La question des conseils d’enseignement a reçu la solution la plus favorable à l’université, qui désormais participe par ses élus à la juridiction disciplinaire exercée sur ses membres ainsi qu’à toutes les décisions concernant les intérêts scolaires. Cette solution serait irréprochable si ces conseils où domine l’enseignement de l’état, ou seul il a droit d’élection ? n’avaient en même temps autorité sur l’enseignement libre, et une autorité tellement étendue qu’elle dispose de l’existence même des établissemens et de tous les intérêts matériels et moraux qui y sont représentés. Le premier usage qui a été fait de cette autorité a montré combien elle est contraire tant aux plus claires notions d’équité et de liberté ; qu’à la dignité même du corps universitaire. N’a-t-on pas vu, en effet, des chefs d’institution, jésuites ou non, condamnés à fermer leurs maisons pour s’être trouvés en désaccord avec l’administration supérieure sur un point de droit très contesté et très contestable ? Et l’énormité de telles sentences n’est-elle pas encore aggravée devant la conscience publique par la présomption de partialité qui pèse sur ceux qui les ont rendues[1] ?
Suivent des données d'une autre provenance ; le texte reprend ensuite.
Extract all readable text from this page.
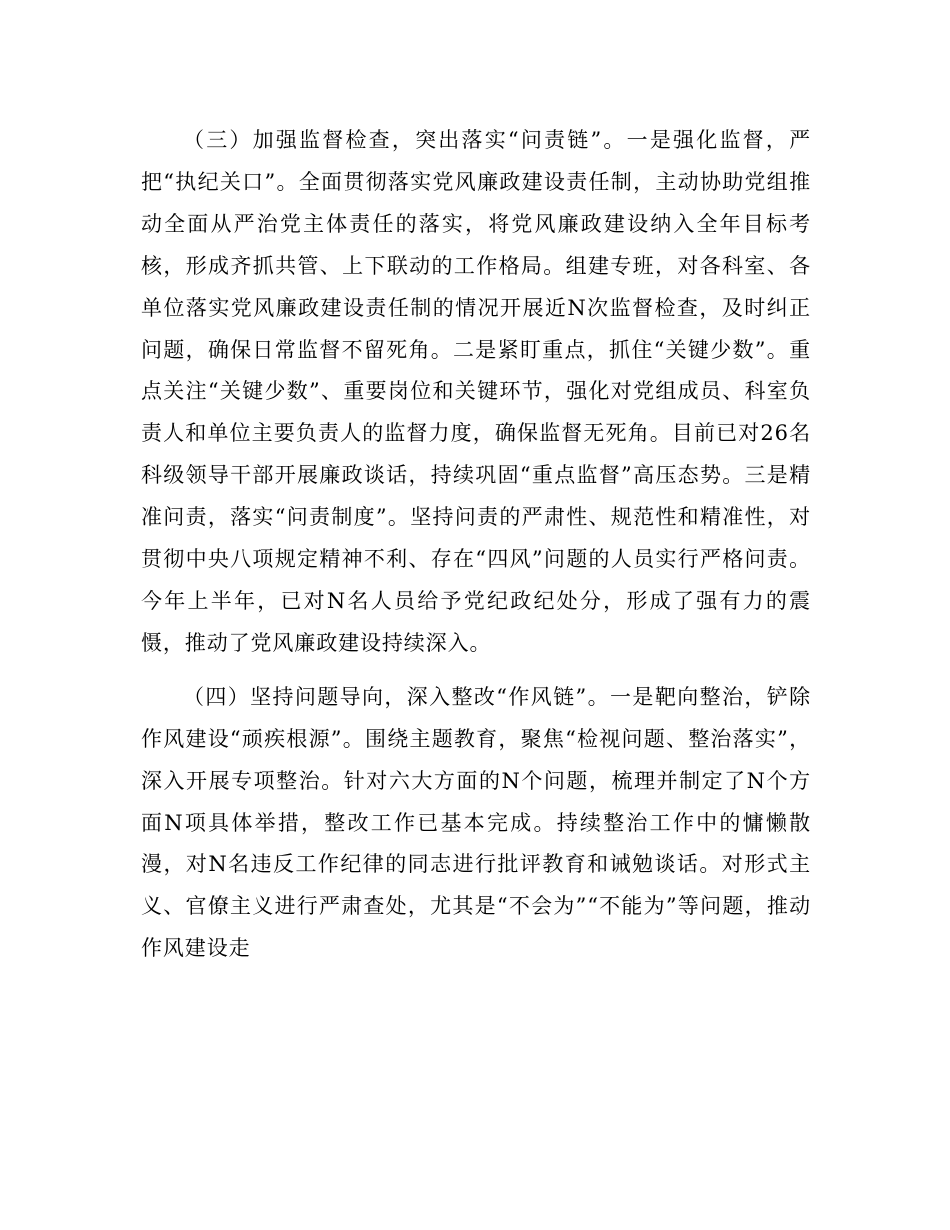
（三）加强监督检查，突出落实“问责链”。一是强化监督，严把“执纪关口”。全面贯彻落实党风廉政建设责任制，主动协助党组推动全面从严治党主体责任的落实，将党风廉政建设纳入全年目标考核，形成齐抓共管、上下联动的工作格局。组建专班，对各科室、各单位落实党风廉政建设责任制的情况开展近N次监督检查，及时纠正问题，确保日常监督不留死角。二是紧盯重点，抓住“关键少数”。重点关注“关键少数”、重要岗位和关键环节，强化对党组成员、科室负责人和单位主要负责人的监督力度，确保监督无死角。目前已对26名科级领导干部开展廉政谈话，持续巩固“重点监督”高压态势。三是精准问责，落实“问责制度”。坚持问责的严肃性、规范性和精准性，对贯彻中央八项规定精神不利、存在“四风”问题的人员实行严格问责。今年上半年，已对N名人员给予党纪政纪处分，形成了强有力的震慑，推动了党风廉政建设持续深入。

（四）坚持问题导向，深入整改“作风链”。一是靶向整治，铲除作风建设“顽疾根源”。围绕主题教育，聚焦“检视问题、整治落实”，深入开展专项整治。针对六大方面的N个问题，梳理并制定了N个方面N项具体举措，整改工作已基本完成。持续整治工作中的慵懒散漫，对N名违反工作纪律的同志进行批评教育和诫勉谈话。对形式主义、官僚主义进行严肃查处，尤其是“不会为”“不能为”等问题，推动作风建设走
Peut-on davantage considérer comme résolues les questions d’enseignement supérieur, soit dans l’ordre de la liberté, soit dans celui des institutions publiques ? La liberté, si péniblement conquise et si vite entamée, quatre ans à peine après le vote de la loi qui l’avait consacrée, n’a produit, sous le nom de facultés catholiques, que de pâles imitations des facultés de l’état ; elle n’a donné et elle ne promet à la haute culture intellectuelle aucune œuvre originale et féconde[2]. Les facultés de l’état, ont été dotées d’un personnel plus nombreux, et de ressources matérielles plus abondantes. Elles ne comptaient autrefois que des étudians en droit et en médecine ; elles ont désormais, grâce à la création des bourses de licence et d’agrégation des étudians ès-lettres et ès-sciences[3]. Ce sont des progrès sérieux ; mais ils s’arrêtent au seuil des grandes réformes qui paraissaient mûres dès les derniers temps de l’empire. Les facultés attendent toujours et leur autonomie et leur réunion, sous une direction commune, dans de grands centres universitaires

  1. Le nouveau projet de loi sur l’enseignement secondaire libre aggrave encore cette autorité des conseils universitaires.
  2. La seule institution d’enseignement supérieur qui fasse vraiment honneur à l’initiative privée, l’École libre des sciences politiques, est antérieure à la loi de 1875 et ne doit rien à cette loi.
  3. Les heureux effets de cette création ont été exposés ici-même par M. Lavisse. Voyez la Revue du 15 février 1882.